Case study of a woman with bipolar disorder who wanted to give up smoking but was concerned about weight gain and relapse to depression

Ms. A was a 63-year old woman, with a diagnosis of bipolar affective disorder. Her current condition was stable. Her medication included a mood stabilizer (sodium valproate), an antidepressant (fluvoxamine), and simvastatin for hypercholesterolemia. Ms. A saw a psychiatrist monthly and a community mental health service case manager fortnightly. She smoked 25 cigarettes a day, and had made three serious quit attempts in 48 years of smoking, the longest-lasting 2 weeks. Relapses to smoking were precipitated by stress and lowered mood. Ms. A had not previously used pharmacotherapy for smoking cessation. Although she was motivated to quit smoking, she was preoccupied with the possibility of gaining weight, and experiencing a relapse to depression. She was overweight and her diet lacked fruit/vegetables. Ms. A was sedentary and wanted to increase her level of physical activity.

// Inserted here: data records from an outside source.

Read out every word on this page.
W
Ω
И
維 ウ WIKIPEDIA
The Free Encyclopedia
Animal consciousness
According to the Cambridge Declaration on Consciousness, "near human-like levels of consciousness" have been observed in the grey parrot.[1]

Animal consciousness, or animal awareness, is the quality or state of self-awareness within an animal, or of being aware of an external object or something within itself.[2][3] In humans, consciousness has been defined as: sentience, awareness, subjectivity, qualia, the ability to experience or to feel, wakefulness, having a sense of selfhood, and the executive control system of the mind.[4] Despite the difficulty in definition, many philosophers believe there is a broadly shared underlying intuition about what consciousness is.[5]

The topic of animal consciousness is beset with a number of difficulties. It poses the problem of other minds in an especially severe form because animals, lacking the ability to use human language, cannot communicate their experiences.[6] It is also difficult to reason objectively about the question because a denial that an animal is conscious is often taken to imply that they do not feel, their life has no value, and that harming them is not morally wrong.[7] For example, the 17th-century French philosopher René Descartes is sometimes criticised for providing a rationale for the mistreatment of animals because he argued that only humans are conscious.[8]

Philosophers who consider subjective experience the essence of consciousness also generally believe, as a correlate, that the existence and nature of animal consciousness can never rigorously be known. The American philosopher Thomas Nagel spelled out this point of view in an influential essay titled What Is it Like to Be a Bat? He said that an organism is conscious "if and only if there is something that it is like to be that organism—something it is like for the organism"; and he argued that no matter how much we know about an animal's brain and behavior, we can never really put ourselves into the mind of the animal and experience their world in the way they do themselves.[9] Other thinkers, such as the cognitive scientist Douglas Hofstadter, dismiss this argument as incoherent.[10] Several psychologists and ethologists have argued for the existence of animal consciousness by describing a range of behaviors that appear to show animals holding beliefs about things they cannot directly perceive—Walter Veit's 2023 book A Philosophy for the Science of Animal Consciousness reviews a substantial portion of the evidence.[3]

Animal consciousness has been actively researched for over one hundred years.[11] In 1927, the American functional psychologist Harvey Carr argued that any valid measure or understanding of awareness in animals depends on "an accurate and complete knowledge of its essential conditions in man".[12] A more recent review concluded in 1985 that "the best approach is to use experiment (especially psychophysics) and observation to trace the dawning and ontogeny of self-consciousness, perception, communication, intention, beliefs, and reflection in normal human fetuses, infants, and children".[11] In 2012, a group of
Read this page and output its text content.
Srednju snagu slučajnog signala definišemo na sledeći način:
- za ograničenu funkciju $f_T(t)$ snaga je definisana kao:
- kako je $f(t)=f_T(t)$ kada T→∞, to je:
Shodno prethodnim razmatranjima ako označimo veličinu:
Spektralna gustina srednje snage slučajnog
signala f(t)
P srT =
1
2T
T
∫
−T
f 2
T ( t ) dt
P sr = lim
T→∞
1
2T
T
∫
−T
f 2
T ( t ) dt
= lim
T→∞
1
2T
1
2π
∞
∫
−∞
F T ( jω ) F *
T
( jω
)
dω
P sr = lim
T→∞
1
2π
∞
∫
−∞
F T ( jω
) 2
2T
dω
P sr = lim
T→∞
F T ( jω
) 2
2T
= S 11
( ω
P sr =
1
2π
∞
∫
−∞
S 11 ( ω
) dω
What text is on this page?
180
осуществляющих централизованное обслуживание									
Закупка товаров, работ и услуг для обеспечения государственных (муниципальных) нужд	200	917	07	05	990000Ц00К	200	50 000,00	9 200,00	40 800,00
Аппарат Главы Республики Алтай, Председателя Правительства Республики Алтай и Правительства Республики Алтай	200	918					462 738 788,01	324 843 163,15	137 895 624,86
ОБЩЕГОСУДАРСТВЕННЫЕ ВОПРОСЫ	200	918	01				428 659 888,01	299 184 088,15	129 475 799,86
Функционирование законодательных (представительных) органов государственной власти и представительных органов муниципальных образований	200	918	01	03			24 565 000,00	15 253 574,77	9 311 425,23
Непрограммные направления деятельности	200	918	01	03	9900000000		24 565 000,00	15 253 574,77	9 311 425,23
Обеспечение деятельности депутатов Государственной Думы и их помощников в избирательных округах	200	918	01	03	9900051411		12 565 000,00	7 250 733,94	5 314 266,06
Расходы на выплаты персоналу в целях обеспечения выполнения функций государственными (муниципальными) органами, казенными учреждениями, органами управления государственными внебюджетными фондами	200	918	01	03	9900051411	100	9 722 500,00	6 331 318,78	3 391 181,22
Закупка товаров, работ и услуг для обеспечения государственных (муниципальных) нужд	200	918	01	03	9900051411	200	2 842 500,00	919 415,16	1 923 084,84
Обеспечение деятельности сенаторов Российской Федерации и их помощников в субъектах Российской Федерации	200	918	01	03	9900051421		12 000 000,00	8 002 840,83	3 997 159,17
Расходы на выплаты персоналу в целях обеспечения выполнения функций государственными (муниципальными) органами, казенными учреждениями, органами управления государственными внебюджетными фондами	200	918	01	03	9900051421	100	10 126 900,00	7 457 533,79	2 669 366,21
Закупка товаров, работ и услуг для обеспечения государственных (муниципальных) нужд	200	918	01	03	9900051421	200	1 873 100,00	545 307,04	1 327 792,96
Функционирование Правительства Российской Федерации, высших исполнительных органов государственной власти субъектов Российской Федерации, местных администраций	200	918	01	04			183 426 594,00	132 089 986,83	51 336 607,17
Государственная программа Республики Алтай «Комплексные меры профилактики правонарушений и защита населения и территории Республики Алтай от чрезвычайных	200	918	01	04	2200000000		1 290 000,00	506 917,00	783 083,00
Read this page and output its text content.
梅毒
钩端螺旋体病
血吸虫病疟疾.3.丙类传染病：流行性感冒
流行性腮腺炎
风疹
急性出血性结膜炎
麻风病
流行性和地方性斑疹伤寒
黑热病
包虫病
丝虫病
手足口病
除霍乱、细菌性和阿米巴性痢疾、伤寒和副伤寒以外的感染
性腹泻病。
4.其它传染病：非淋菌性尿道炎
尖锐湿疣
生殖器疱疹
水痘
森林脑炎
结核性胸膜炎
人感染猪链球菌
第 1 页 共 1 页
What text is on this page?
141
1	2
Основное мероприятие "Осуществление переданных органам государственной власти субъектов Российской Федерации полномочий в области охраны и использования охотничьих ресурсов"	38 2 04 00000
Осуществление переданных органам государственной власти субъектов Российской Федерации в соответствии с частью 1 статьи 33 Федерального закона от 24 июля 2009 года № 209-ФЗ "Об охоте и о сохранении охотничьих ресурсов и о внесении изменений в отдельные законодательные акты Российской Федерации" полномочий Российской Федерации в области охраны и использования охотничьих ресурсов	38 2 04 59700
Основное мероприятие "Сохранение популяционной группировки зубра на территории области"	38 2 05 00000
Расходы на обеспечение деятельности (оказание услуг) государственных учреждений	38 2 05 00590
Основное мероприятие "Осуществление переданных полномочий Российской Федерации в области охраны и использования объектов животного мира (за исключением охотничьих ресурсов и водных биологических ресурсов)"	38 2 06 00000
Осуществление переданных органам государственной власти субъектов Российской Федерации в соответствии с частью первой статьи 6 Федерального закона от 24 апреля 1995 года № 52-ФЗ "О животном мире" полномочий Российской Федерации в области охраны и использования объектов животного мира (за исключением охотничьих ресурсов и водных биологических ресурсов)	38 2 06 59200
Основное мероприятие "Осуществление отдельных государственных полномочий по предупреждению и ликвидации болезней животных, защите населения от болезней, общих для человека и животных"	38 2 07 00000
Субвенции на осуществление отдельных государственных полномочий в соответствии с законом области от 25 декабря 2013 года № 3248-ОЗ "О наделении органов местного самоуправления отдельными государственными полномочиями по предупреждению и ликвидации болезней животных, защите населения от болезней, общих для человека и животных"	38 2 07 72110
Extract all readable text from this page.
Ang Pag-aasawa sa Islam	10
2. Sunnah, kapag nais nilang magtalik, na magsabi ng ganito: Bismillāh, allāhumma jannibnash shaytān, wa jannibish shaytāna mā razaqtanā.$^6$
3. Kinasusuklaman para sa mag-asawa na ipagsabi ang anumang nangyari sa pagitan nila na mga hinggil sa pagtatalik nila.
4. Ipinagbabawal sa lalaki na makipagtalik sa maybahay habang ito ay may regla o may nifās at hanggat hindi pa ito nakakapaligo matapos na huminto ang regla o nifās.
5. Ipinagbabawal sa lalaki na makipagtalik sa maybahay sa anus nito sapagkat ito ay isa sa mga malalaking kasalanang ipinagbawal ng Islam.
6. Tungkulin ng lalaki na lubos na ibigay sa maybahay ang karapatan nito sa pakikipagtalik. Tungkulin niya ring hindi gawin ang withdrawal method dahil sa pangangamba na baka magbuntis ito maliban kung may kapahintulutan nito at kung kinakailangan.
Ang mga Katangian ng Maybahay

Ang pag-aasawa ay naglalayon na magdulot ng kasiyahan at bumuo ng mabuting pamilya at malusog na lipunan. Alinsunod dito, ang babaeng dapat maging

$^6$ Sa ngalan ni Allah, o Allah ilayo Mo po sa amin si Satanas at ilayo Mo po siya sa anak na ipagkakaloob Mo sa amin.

Ms. A participated in a multi-component CVD risk reduction intervention over a 38-week period that provided an intensive psychosocial intervention together with combination nicotine replacement therapy (NRT). In session 1, motivational interviewing techniques examined Ms. A's unhealthy behaviors and goals for change were set. The intervention then sequentially targeted smoking (from week 1), physical activity (from week 4), and diet (from week 7). Ms. A made her first quit attempt 2 weeks into treatment. She used one 21 mg nicotine patch daily and tried one 2 mg nicotine lozenge but disliked the taste. Within a week of commencing the 21 mg patches, she began experiencing nightmares and sleep disturbance, and reported feeling mildly depressed, with initial insomnia, amotivation, and anhedonia. Ms. A smoked 1/2–1 cigarette per day for the next 4 weeks. She was encouraged to persist with the lozenges and used up to five per day. She persisted with the patches, and the sleep disturbance and vivid dreams dissipated. After 6 1/2 weeks, Ms. A had ceased smoking. Ms. A resisted working within a cognitive therapeutic framework and the focus was placed on behavioral strategies such as avoiding coffee first thing in the morning, not smoking inside her home, distraction activities (e.g., knitting, crosswords, cards), and using sugar-free mints. Seven weeks into treatment Ms. A reported the depression had worsened and she was increasingly anxious and irritable. She was less reactive, had difficulty concentrating, and was slowed in her speech and movements. She described feelings of worthlessness and hopelessness, but did not express any suicidal ideation. Increased support options were arranged and Ms. A saw her case manager and psychiatrist more frequently during this time. Her valproate levels were checked and found to be sub-therapeutic, and medication adjustments were made. Ms. A remained abstinent from cigarettes during this time, and the moderate depression resolved by week 14. However from weeks 22–34, she experienced mild depression. During week 22 Ms. A had two cigarettes on two separate days. This smoking relapse coincided with a return of the depressive symptoms. She struggled over the next month, smoking one to four cigarettes per day. However, by week 30, she had stopped smoking, and remained abstinent from cigarettes at the final therapy session at week 38.
Following session 1, Ms. A self-initiated some healthy behaviors based on her existing knowledge of healthy eating. After session 1, she started eating breakfast. By week 3, Ms. A was eating two pieces of fruit a day and cooking a main meal for dinner. She struggled to maintain these positive changes to her diet between weeks 7–12 when her depressive symptoms were at their most severe. By week 26, Ms. A was again eating fresh fruit/vegetables regularly and having three balanced meals a day. She gained 2.7 kg over the first 15 weeks. One year following commencement of treatment, Ms. A's weight remained constant, and by 18 months she was 1.2 kg lighter than her starting weight.
At the commencement of the program, Ms. A was walking only short distances. From weeks 4–14, she was inactive due to the depression. By week 18, Ms. A commenced a walking program. She started by walking 20 min a day four times a week, and increased this to 40 min a day six times a week by the end of the intervention.